Le président Sarkozy a imposé la question prioritaire de constitutionnalité (Q.P.C.) qui permet à tout justiciable de faire vérifier qu’une loi est conforme à la constitution : qui s’en plaint ? Pour cela on aime le Conseil.

Que les politiques qui ne sont pas contents de la censure partielle de la loi immigration redéposent une proposition de loi à l’assemblée en tenant compte des remarques du Conseil et tentent d’obtenir une majorité. C’est cela le courage. Ce n’est pas de supprimer ou de réformer -dans quel sens ? – ledit Conseil.  Notre souveraineté dans tous les domaines doit être construite ou reconstruite par ceux qui en ont la charge et ont été choisis pour se faire. Si on veut une démocratie vivante il faut que les citoyens retrouvent de la confiance dans leurs représentants. Ils proposent et font des promesses : chiche de les tenir. On ne les essaie pas faute de mieux ou pour voir.

Le premier ministre a dit : « tu casses tu répares, tu salis tu nettoies, tu défies l’autorité tu apprends à la respecter ». On ne détruit pas le thermomètre ou l’endroit où les principes sont appliqués. Il doit rester immaculé et en ordre de marche. L’autorité de la chose jugée et de la loi est la base. On doit donner l’exemple quelle que soit notre conviction intime et respecter l’institution car si on commence à la considérer à géométrie variable selon les nominations tous les trois ans, on court à sa perte donc celle de nos garde-fous. Le président Edgar Faure disait que ce ne sont pas les girouettes qui tournent mais le vent. On ne vise personne. La loi immigration a révélé les intentions des uns et des autres et les manœuvres. Attention que la bise mauvaise n’apporte pas des menaces dont nous nous repentirions. En attendant le président de la république a promulgué les articles validés : espérons qu’ils apporteront des solutions pratiques aux problèmes conformément à nos valeurs républicaines qui ne sont pas incompatibles avec un ordre public juste et collectif.

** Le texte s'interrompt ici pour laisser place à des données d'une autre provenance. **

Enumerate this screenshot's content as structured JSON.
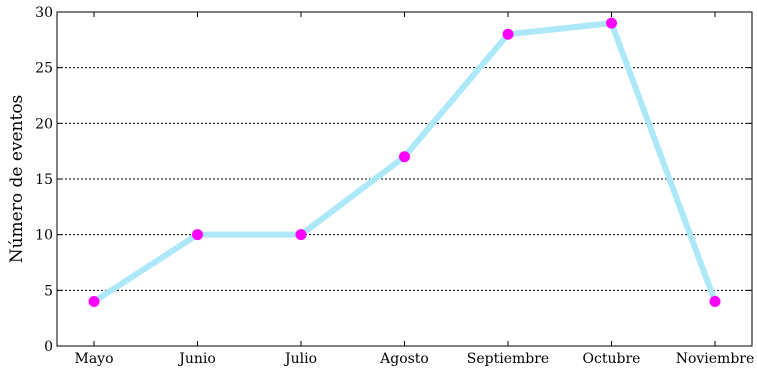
{
  "chart_data": {
    "type": "line",
    "categories": [
      "Mayo",
      "Junio",
      "Julio",
      "Agosto",
      "Septiembre",
      "Octubre",
      "Noviembre"
    ],
    "series": [
      {
        "values": [
          4,
          10,
          10,
          17,
          28,
          29,
          4
        ]
      }
    ],
    "title": "",
    "xlabel": "",
    "ylabel": "Número de eventos",
    "ylim": [
      0,
      30
    ],
    "yticks": [
      "0",
      "5",
      "10",
      "15",
      "20",
      "25",
      "30"
    ],
    "grid": "horizontal-dotted",
    "colors": {
      "line": "#ade8f8",
      "marker": "#ff00ff",
      "grid": "#000000",
      "axis": "#000000"
    }
  }
}
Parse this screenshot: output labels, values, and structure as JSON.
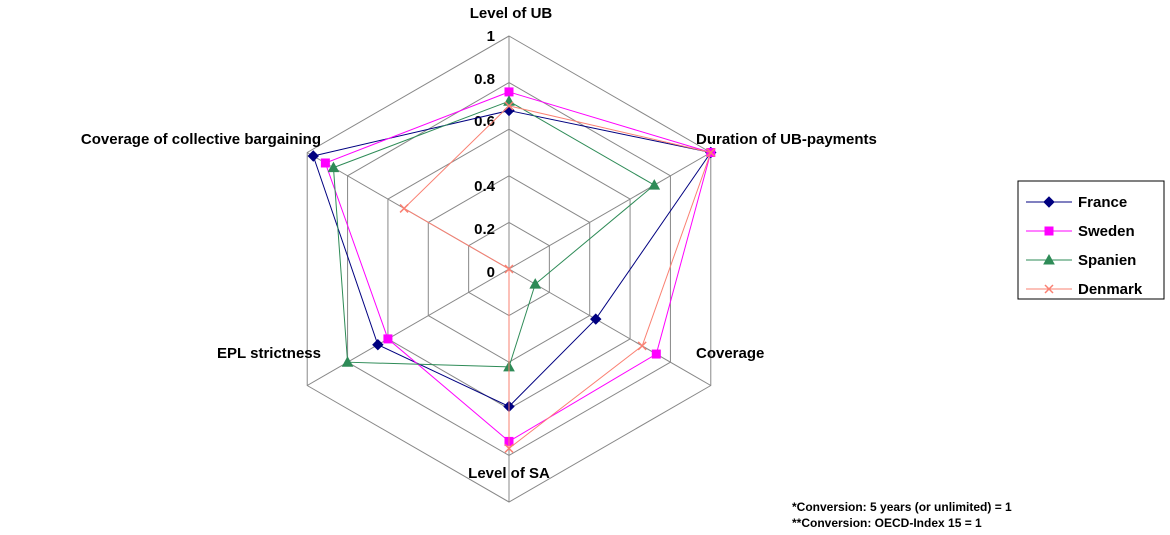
{
  "chart_data": {
    "type": "radar",
    "axes": [
      "Level of UB",
      "Duration of UB-payments",
      "Coverage",
      "Level of SA",
      "EPL strictness",
      "Coverage of collective bargaining"
    ],
    "rlim": [
      0,
      1
    ],
    "ticks": [
      0,
      0.2,
      0.4,
      0.6,
      0.8,
      1
    ],
    "tick_labels": [
      "0",
      "0.2",
      "0.4",
      "0.6",
      "0.8",
      "1"
    ],
    "grid": true,
    "legend_position": "right",
    "series": [
      {
        "name": "France",
        "color": "#000080",
        "marker": "diamond",
        "values": [
          0.68,
          1.0,
          0.43,
          0.59,
          0.65,
          0.97
        ]
      },
      {
        "name": "Sweden",
        "color": "#ff00ff",
        "marker": "square",
        "values": [
          0.76,
          1.0,
          0.73,
          0.74,
          0.6,
          0.91
        ]
      },
      {
        "name": "Spanien",
        "color": "#2e8b57",
        "marker": "triangle",
        "values": [
          0.72,
          0.72,
          0.13,
          0.42,
          0.8,
          0.87
        ]
      },
      {
        "name": "Denmark",
        "color": "#fa8072",
        "marker": "x",
        "values": [
          0.7,
          1.0,
          0.66,
          0.77,
          0.0,
          0.52
        ]
      }
    ]
  },
  "notes": [
    "*Conversion: 5 years (or unlimited) = 1",
    "**Conversion: OECD-Index 15 = 1"
  ]
}
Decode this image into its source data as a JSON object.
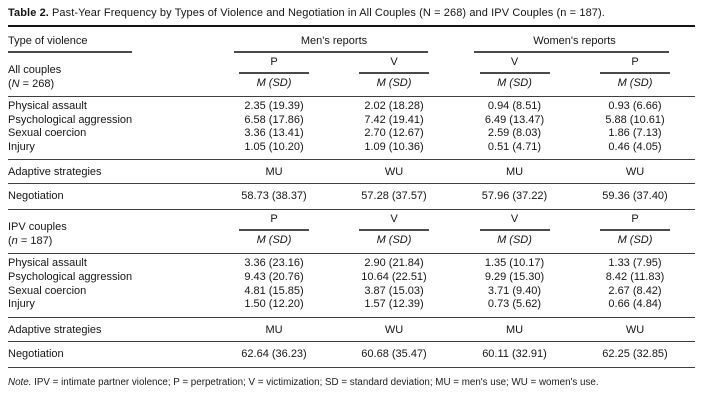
{
  "title": {
    "label": "Table 2.",
    "text": "Past-Year Frequency by Types of Violence and Negotiation in All Couples (N = 268) and IPV Couples (n = 187)."
  },
  "header": {
    "col1": "Type of violence",
    "groups": [
      "Men's reports",
      "Women's reports"
    ]
  },
  "msd_label": "M (SD)",
  "blocks": [
    {
      "group_line1": "All couples",
      "group_n": {
        "pre": "(",
        "italic": "N",
        "post": " = 268)"
      },
      "measure_cols": [
        "P",
        "V",
        "V",
        "P"
      ],
      "rows": [
        {
          "label": "Physical assault",
          "values": [
            "2.35 (19.39)",
            "2.02 (18.28)",
            "0.94 (8.51)",
            "0.93 (6.66)"
          ]
        },
        {
          "label": "Psychological aggression",
          "values": [
            "6.58 (17.86)",
            "7.42 (19.41)",
            "6.49 (13.47)",
            "5.88 (10.61)"
          ]
        },
        {
          "label": "Sexual coercion",
          "values": [
            "3.36 (13.41)",
            "2.70 (12.67)",
            "2.59 (8.03)",
            "1.86 (7.13)"
          ]
        },
        {
          "label": "Injury",
          "values": [
            "1.05 (10.20)",
            "1.09 (10.36)",
            "0.51 (4.71)",
            "0.46 (4.05)"
          ]
        }
      ],
      "adaptive_label": "Adaptive strategies",
      "adaptive_cols": [
        "MU",
        "WU",
        "MU",
        "WU"
      ],
      "negotiation_label": "Negotiation",
      "negotiation_values": [
        "58.73 (38.37)",
        "57.28 (37.57)",
        "57.96 (37.22)",
        "59.36 (37.40)"
      ]
    },
    {
      "group_line1": "IPV couples",
      "group_n": {
        "pre": "(",
        "italic": "n",
        "post": " = 187)"
      },
      "measure_cols": [
        "P",
        "V",
        "V",
        "P"
      ],
      "rows": [
        {
          "label": "Physical assault",
          "values": [
            "3.36 (23.16)",
            "2.90 (21.84)",
            "1.35 (10.17)",
            "1.33 (7.95)"
          ]
        },
        {
          "label": "Psychological aggression",
          "values": [
            "9.43 (20.76)",
            "10.64 (22.51)",
            "9.29 (15.30)",
            "8.42 (11.83)"
          ]
        },
        {
          "label": "Sexual coercion",
          "values": [
            "4.81 (15.85)",
            "3.87 (15.03)",
            "3.71 (9.40)",
            "2.67 (8.42)"
          ]
        },
        {
          "label": "Injury",
          "values": [
            "1.50 (12.20)",
            "1.57 (12.39)",
            "0.73 (5.62)",
            "0.66 (4.84)"
          ]
        }
      ],
      "adaptive_label": "Adaptive strategies",
      "adaptive_cols": [
        "MU",
        "WU",
        "MU",
        "WU"
      ],
      "negotiation_label": "Negotiation",
      "negotiation_values": [
        "62.64 (36.23)",
        "60.68 (35.47)",
        "60.11 (32.91)",
        "62.25 (32.85)"
      ]
    }
  ],
  "note": {
    "italic": "Note.",
    "text": " IPV = intimate partner violence; P = perpetration; V = victimization; SD = standard deviation; MU = men's use; WU = women's use."
  },
  "colors": {
    "text": "#151515",
    "rule_heavy": "#141414",
    "rule_light": "#4a4a4a",
    "background": "#ffffff"
  }
}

Déjà en 1826 le premier président de la Cour d’appel de Paris Antoine Séguier avait répondu : « la Cour rend des arrêts et pas des services ». Le garde des Sceaux de l’époque M. Peyronnet lui avait demandé « d’arranger les choses » à propos d’un procès de presse contre les jésuites, qui étaient soutenus par le roi. 

Notre état de droit est un trésor que nous devons préserver.  Il se fait rare dans le monde. Le Conseil Constitutionnel est composé de neuf juges (sur 68 millions d’habitants) qui sont des virtuoses réels ou supposés du droit et des grands principes, des pianistes sans claviers. On a la liberté de contester leurs décisions mais la tendance actuelle du soupçon n’est pas de mise. Les mettre en doute rendrait l’orchestre cacophonique. Et ce n’est jamais une bonne chose pour la grande musique qui conduit nos pas et qui doit adoucir la symphonie démocratique qui parfois émet de fausses notes.